An excellent discussion about who should manage what in IT
This is an excellent book on the topic of IT governance. There are no answers to be found, only a compass to finding the answers that are right for your company. It goes to the heart of the painful question of what part of the corporate IT function should be handed to the corporate geeks and to the bean counters in accounting. The book expands on an article in Harvard Business Review by the same authors. The book is well written, although overly droning and long in some parts. Overall, it is one of the most original and understandable discussions of the topic. Highly recommended if your interest is in controlling IT expenditures without losing sight of the strategic opportunities that it offers. Buy--don't borrow--a copy.

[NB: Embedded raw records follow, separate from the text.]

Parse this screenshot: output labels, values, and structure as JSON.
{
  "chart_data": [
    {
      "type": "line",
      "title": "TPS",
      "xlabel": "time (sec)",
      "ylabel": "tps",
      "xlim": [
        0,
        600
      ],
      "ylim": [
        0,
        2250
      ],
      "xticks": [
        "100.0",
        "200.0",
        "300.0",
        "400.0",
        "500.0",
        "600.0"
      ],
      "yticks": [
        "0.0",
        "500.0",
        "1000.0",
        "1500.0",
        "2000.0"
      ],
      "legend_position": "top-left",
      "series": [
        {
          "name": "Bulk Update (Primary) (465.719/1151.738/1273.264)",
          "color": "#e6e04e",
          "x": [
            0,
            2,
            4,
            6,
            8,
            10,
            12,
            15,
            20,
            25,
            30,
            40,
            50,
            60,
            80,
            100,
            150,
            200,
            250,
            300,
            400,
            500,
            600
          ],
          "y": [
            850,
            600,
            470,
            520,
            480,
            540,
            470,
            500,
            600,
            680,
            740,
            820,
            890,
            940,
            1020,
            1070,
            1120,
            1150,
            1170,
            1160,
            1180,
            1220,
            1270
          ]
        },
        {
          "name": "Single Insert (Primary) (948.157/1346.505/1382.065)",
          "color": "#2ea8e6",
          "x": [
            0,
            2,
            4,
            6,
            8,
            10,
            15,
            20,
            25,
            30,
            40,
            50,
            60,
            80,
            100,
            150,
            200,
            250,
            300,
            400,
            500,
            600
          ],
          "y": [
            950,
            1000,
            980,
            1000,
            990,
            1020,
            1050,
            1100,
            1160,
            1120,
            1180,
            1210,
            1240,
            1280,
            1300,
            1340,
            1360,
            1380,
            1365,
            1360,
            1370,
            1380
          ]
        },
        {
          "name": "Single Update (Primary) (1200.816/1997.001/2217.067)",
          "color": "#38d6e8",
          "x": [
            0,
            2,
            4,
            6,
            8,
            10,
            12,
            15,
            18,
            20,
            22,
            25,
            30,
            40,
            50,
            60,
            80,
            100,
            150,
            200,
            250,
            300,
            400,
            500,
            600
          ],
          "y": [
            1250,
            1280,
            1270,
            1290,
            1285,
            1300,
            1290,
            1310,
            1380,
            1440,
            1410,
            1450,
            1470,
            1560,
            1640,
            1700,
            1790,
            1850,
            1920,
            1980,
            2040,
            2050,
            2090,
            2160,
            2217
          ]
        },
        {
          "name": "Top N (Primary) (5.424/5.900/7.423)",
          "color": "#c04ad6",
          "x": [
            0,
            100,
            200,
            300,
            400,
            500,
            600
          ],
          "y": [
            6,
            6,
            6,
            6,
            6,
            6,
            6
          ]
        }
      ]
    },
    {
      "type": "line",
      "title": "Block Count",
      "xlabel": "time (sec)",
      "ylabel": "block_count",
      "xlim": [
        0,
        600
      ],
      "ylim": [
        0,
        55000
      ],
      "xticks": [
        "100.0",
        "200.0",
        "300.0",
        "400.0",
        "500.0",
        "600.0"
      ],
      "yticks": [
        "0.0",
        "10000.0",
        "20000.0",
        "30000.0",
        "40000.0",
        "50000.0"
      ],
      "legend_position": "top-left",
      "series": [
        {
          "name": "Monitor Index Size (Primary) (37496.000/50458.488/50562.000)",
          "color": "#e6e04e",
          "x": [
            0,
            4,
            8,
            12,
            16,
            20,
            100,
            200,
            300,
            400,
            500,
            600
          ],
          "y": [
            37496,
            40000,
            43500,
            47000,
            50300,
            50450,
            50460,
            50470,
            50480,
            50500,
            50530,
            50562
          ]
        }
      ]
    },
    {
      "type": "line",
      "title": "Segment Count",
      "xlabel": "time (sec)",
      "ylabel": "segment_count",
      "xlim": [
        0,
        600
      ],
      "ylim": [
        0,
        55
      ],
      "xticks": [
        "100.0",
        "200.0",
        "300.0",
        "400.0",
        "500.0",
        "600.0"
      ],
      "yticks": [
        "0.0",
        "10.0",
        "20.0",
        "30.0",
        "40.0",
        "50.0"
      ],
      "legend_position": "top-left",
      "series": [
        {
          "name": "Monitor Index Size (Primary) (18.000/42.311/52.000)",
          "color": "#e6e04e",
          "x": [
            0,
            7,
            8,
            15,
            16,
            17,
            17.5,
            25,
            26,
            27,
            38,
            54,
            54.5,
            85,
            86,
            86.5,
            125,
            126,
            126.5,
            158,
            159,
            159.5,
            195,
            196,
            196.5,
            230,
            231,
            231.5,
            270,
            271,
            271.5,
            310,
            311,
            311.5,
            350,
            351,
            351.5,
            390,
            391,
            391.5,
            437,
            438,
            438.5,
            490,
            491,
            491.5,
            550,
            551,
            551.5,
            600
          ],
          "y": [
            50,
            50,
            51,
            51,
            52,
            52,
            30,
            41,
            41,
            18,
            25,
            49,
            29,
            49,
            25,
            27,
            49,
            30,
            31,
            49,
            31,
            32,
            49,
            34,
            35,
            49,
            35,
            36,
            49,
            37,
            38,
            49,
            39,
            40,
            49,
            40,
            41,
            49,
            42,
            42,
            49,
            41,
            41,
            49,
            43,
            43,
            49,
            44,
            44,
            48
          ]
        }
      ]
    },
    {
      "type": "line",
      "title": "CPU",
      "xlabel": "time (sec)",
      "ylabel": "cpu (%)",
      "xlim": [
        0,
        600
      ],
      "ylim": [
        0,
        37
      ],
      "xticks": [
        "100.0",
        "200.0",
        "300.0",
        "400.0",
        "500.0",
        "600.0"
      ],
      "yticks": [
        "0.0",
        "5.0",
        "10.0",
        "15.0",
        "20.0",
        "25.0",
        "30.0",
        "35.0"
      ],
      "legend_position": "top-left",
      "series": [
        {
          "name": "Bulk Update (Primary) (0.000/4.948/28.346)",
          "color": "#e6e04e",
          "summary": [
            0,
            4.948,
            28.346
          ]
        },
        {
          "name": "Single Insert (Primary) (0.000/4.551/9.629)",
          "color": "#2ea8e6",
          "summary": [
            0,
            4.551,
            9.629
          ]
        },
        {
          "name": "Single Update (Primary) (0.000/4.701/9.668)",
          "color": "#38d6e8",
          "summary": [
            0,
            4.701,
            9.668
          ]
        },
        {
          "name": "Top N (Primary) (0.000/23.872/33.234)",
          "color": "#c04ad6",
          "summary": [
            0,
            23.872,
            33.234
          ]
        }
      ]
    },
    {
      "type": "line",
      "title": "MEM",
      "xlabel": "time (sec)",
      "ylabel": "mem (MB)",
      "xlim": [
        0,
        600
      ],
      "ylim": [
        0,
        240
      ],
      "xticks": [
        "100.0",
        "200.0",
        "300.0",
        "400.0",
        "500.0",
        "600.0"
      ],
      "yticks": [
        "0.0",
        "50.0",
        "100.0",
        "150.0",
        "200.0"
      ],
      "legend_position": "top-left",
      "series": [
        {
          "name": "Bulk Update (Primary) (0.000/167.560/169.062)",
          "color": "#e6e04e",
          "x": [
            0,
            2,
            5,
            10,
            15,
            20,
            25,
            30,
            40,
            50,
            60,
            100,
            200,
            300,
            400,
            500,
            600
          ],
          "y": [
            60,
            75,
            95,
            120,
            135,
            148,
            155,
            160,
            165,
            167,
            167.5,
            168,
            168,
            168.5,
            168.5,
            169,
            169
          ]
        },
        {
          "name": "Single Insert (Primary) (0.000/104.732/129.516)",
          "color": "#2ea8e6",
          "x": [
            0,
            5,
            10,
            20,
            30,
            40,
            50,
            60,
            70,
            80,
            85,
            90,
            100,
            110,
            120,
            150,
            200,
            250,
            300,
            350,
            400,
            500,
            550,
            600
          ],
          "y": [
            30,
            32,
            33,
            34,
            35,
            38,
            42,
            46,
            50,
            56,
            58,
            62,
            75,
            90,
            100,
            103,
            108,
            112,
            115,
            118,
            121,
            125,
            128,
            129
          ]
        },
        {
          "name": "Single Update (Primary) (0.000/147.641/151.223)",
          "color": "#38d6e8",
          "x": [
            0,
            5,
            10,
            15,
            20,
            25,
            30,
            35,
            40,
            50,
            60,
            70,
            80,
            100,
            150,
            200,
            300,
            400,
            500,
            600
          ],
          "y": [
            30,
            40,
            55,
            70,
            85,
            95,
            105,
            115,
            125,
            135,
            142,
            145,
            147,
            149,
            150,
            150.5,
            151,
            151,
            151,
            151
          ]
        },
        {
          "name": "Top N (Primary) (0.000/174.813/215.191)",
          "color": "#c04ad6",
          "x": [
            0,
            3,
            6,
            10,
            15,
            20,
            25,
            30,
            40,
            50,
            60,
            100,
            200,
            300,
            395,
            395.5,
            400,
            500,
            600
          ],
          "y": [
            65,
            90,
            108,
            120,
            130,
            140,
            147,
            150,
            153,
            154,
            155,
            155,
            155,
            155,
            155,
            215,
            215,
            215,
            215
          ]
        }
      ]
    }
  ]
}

You'll want to dogear some pages that alone justify the thirty dollar price tag.
Fills in blanks left by CObIT
This book is not consistently aligned to CObIT (Control Objectives for IT), which is an IT governance standard set forth by the IT Governance Institute (paste the ASIN, B0001F8V14, into the search all products box on this page). However, it does provide a realistic approach to governance that reflects successful practices developed and employed by 250 companies surveyed by the authors. The key differences between CObIT and the approach in this book is the stakeholder model presented versus the control model CObIT incorporates. More importantly, the authors approach more effectively aligns IT to business goals and objectives, with IT in a supporting role more than as the primary decision maker.
Among the points the authors make is that IT is a strategic asset, and effective governance links IT to strategy and performance. I fully agree with this approach, and especially like the recommendations the authors make for implementing and managing IT governance, as well as the resources in the appendix which show which companies were surveyed.
If you are following CObIT you may have issues with this book; however, if you read through it with an objective mind you will find that the approach will work effectively, and does come closer to IT-business alignment than the CObIT approach.